Mercredi 26 – Visite de Mgr Mestre, Évêque du Soudan, charge par M. Clemenceau de visiter les troupes noires. II me raconte que M. Clemenceau le manda, lui demanda de dire ce qu’il savait de l’Afrique – Tout ? – Oui! – II n’y aura peut-être pas que des choses agréables à entendre pour le Gouvernement français – Dites toujours. C’est pour cela que je vous ai fait venir. « D’ailleurs, aujourd’hui, il n’y a plus que vous qui fassiez quelque chose de propre. »

Cardinal Luçon dans son Journal de la Guerre 1914-1918, éd. par L’Académie Nationale de Reims – 1998 – TAR volume 173

Mercredi 26 juin

Au nord de l’Aisne, après un violent bombardement, un combat à la grenade s’est engagé dans les ouvrages que nous avions conquis la veille au nord-est de le Port. Notre front a été intégralement maintenu.
Actions d’artillerie assez vives dans la région de Faverolles et de Corcy.

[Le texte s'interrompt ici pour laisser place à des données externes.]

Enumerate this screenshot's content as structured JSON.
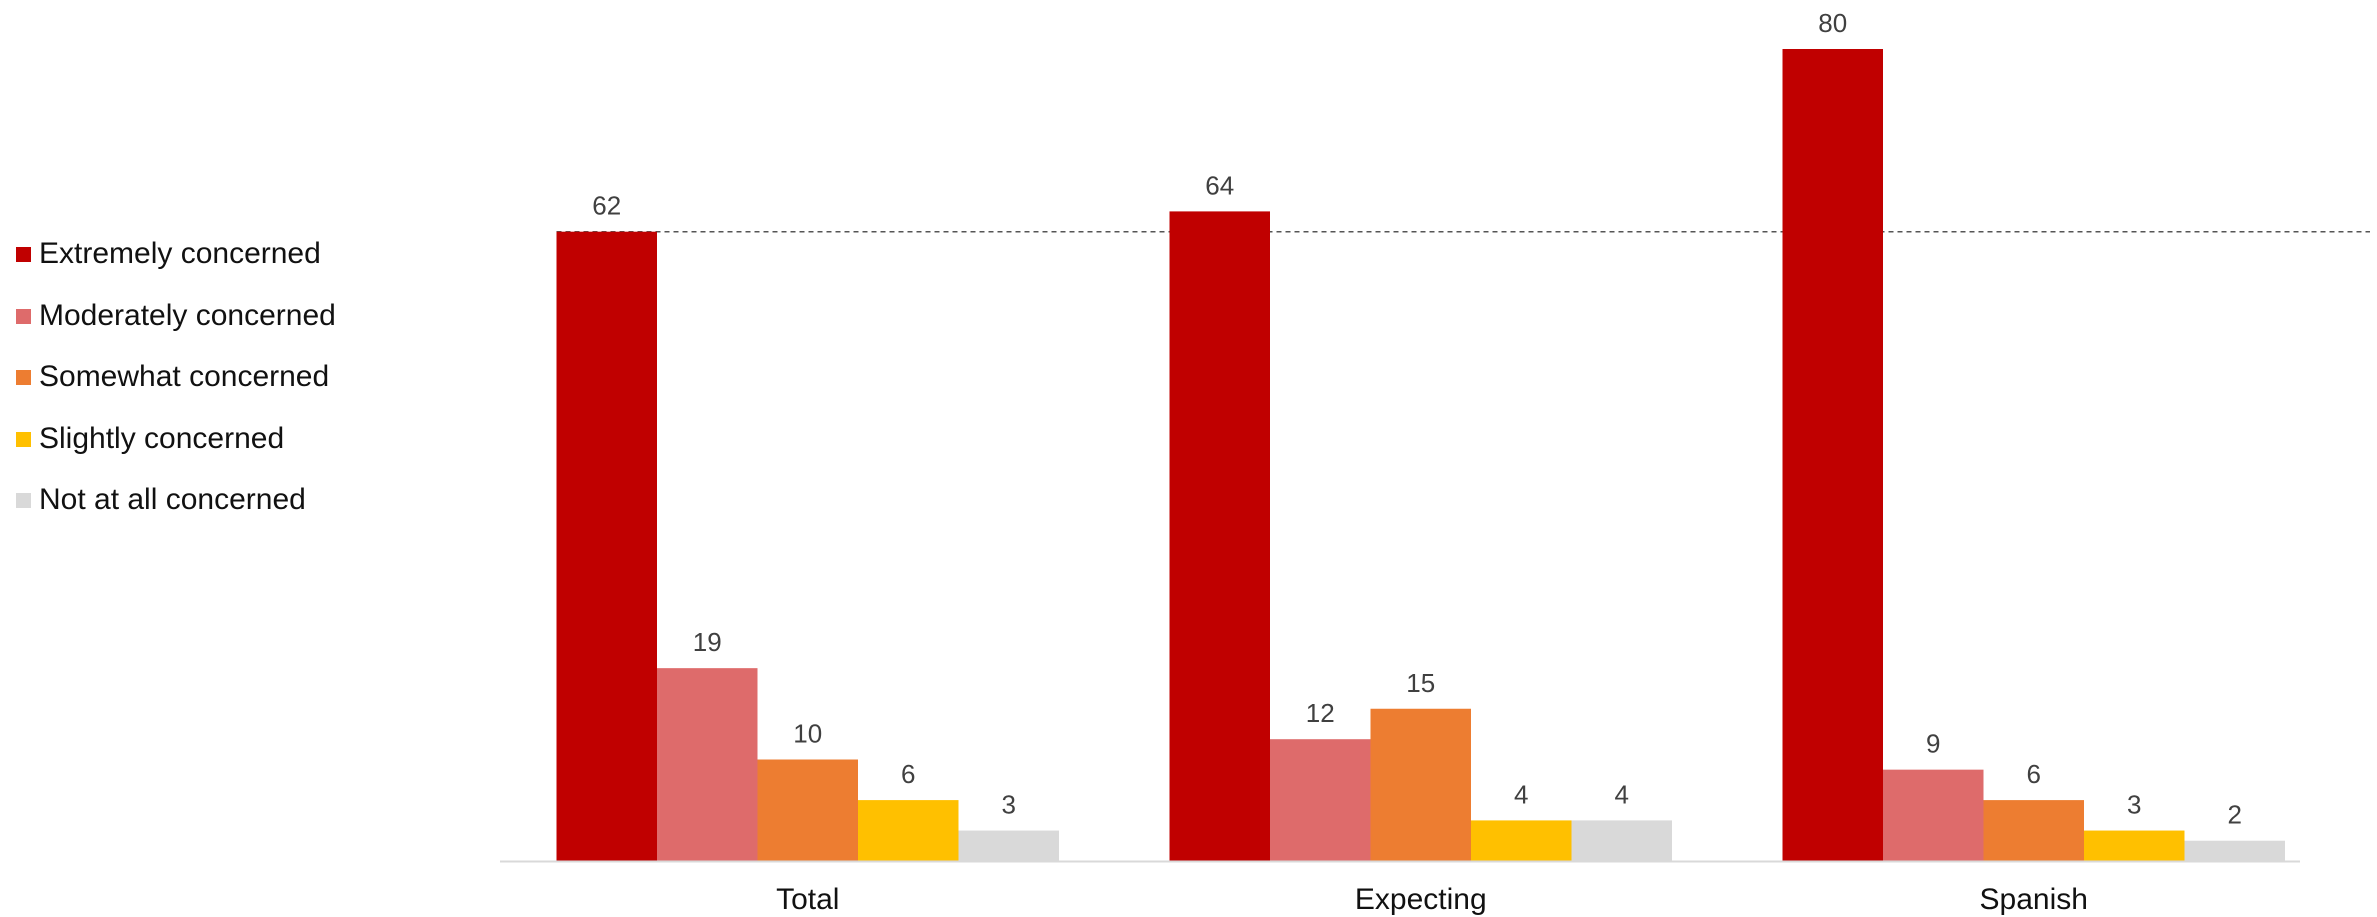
{
  "chart_data": {
    "type": "bar",
    "categories": [
      "Total",
      "Expecting",
      "Spanish"
    ],
    "series": [
      {
        "name": "Extremely concerned",
        "color": "#C00000",
        "values": [
          62,
          64,
          80
        ]
      },
      {
        "name": "Moderately concerned",
        "color": "#DE6B6B",
        "values": [
          19,
          12,
          9
        ]
      },
      {
        "name": "Somewhat concerned",
        "color": "#ED7D31",
        "values": [
          10,
          15,
          6
        ]
      },
      {
        "name": "Slightly concerned",
        "color": "#FFC000",
        "values": [
          6,
          4,
          3
        ]
      },
      {
        "name": "Not at all concerned",
        "color": "#D9D9D9",
        "values": [
          3,
          4,
          2
        ]
      }
    ],
    "reference_line": {
      "value": 62,
      "style": "dashed"
    },
    "ylim": [
      0,
      80
    ],
    "grid": false,
    "legend_position": "left",
    "title": "",
    "xlabel": "",
    "ylabel": ""
  }
}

Nous avons exécuté en Woëvre et en Lorraine trois coups de main qui nous ont valu une vingtaine de prisonniers.
Sur le front britannique, à Neuville-Vitasse, des troupes canadiennes ont exécuté un raid sur les tranchées ennemies et ramené 22 prisonniers et 6 mitrailleuses. Au cours d’une attaque heureuse au sud de la Scarpe, nos alliés ont fait quelques prisonniers et pris une mitrailleuse.

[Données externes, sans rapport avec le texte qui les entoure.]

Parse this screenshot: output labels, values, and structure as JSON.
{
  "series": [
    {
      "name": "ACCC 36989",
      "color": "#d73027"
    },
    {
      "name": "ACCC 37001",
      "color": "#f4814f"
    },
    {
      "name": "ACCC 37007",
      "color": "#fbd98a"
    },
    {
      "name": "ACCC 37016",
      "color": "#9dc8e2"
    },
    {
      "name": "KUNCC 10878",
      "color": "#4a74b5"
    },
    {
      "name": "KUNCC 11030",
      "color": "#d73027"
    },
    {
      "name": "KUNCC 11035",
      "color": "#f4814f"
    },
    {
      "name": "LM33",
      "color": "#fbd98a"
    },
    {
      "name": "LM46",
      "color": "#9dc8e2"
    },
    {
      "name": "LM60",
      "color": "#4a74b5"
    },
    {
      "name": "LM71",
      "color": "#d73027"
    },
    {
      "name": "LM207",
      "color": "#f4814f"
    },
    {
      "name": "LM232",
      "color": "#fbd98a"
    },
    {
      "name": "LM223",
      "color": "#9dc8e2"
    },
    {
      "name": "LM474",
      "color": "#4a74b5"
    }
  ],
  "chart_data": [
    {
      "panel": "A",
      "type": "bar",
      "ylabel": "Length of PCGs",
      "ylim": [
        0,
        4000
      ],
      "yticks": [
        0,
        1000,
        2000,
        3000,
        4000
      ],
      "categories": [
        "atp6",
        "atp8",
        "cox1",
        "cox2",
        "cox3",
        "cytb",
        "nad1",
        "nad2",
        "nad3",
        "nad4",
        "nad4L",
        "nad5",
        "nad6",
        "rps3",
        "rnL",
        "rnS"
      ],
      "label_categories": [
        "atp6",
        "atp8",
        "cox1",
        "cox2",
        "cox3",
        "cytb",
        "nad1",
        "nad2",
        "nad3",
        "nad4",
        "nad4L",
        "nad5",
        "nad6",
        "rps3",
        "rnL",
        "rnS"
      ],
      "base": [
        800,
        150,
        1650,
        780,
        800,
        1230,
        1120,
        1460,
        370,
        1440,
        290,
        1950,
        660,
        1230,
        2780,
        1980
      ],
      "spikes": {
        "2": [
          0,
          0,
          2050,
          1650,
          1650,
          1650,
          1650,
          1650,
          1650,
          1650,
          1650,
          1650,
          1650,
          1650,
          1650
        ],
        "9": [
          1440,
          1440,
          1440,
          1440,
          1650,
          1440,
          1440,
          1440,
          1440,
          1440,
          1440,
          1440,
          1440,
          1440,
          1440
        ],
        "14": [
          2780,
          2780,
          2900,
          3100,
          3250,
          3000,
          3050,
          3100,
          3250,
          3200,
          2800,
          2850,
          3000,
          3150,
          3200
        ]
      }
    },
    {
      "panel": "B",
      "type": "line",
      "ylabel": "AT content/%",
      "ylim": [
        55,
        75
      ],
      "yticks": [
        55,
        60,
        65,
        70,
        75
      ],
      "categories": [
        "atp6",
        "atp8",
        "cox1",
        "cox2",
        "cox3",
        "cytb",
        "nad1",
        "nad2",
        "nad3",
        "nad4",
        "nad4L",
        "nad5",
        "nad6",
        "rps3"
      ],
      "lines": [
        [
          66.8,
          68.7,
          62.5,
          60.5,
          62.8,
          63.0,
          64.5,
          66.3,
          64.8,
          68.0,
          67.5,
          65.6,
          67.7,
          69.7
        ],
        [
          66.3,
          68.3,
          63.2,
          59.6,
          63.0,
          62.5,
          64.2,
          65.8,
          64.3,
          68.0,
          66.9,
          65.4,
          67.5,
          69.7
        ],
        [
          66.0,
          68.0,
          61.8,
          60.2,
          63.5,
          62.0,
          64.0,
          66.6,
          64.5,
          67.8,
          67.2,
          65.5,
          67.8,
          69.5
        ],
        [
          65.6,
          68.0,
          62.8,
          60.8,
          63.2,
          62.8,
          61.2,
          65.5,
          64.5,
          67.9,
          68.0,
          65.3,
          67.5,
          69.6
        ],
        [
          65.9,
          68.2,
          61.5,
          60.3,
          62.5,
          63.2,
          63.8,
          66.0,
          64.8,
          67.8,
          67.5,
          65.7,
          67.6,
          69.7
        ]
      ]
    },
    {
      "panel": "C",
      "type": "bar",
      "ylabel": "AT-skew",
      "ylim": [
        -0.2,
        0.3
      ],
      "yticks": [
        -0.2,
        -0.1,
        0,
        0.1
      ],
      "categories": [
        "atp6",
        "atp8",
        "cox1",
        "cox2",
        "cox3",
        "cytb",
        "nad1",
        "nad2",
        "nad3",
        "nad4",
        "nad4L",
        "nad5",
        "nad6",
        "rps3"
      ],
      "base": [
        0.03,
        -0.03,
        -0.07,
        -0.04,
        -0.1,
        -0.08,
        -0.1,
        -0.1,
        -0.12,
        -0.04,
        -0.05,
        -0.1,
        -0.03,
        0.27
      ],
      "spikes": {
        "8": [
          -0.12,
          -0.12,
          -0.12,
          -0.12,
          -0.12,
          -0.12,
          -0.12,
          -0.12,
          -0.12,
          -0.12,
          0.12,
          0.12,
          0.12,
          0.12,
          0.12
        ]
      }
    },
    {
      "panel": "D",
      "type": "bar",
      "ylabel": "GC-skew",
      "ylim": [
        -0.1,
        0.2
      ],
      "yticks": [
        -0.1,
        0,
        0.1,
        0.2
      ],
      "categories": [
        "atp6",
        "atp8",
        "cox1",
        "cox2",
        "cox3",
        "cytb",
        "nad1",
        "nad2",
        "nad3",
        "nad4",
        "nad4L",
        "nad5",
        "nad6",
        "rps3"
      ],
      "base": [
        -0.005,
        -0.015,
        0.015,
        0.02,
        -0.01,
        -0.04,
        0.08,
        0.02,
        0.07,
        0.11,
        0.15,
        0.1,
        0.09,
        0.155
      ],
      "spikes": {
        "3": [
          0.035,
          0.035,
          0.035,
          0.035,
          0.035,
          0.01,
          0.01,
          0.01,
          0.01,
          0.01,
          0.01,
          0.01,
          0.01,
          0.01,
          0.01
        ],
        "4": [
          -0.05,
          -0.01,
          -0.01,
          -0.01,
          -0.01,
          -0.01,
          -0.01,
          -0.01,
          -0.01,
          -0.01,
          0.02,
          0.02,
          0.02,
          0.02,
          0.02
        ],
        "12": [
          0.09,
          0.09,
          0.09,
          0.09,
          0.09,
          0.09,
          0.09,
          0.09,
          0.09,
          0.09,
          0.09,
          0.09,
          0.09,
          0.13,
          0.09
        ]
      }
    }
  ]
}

Pendant la nuit, l’artillerie ennemie a été active entre Villers-Bretonneux et Morlancourt, au sud d’Avion et à l’ouest de Merville et a fait amplement usage d’obus toxiques.
Les Italiens ont poursuivi le refoulement des troupes austro-hongroises et ont capturé environ 2000 ennemis. Ils ont réoccupé complètement la rive droite de la Piave, enlevé un poste sur la pointe de Escarallo, accompli un raid heureux sur les pentes du Mont di Valbella, infligé de lourdes pertes à l’ennemi sur les pentes du Grappa.
Ils ont abattu 9 avions ennemis. L’aviateur Baracca se serait suicidé pour ne pas tomber aux mains de l’ennemi.
Paris a été classé dans la zone des armées.
Von Kuhlmann, le ministre des Affaires étrangères allemand, a prononcé un important discours devant la grande commission du Reichstag. Il a déclaré que si l’Entente énumérait ses conditions de paix, les Empires Centraux seraient prêts à les entendre. C’est la formule de M. Balfour retournée. Hertling a fait, à son tour, un discours.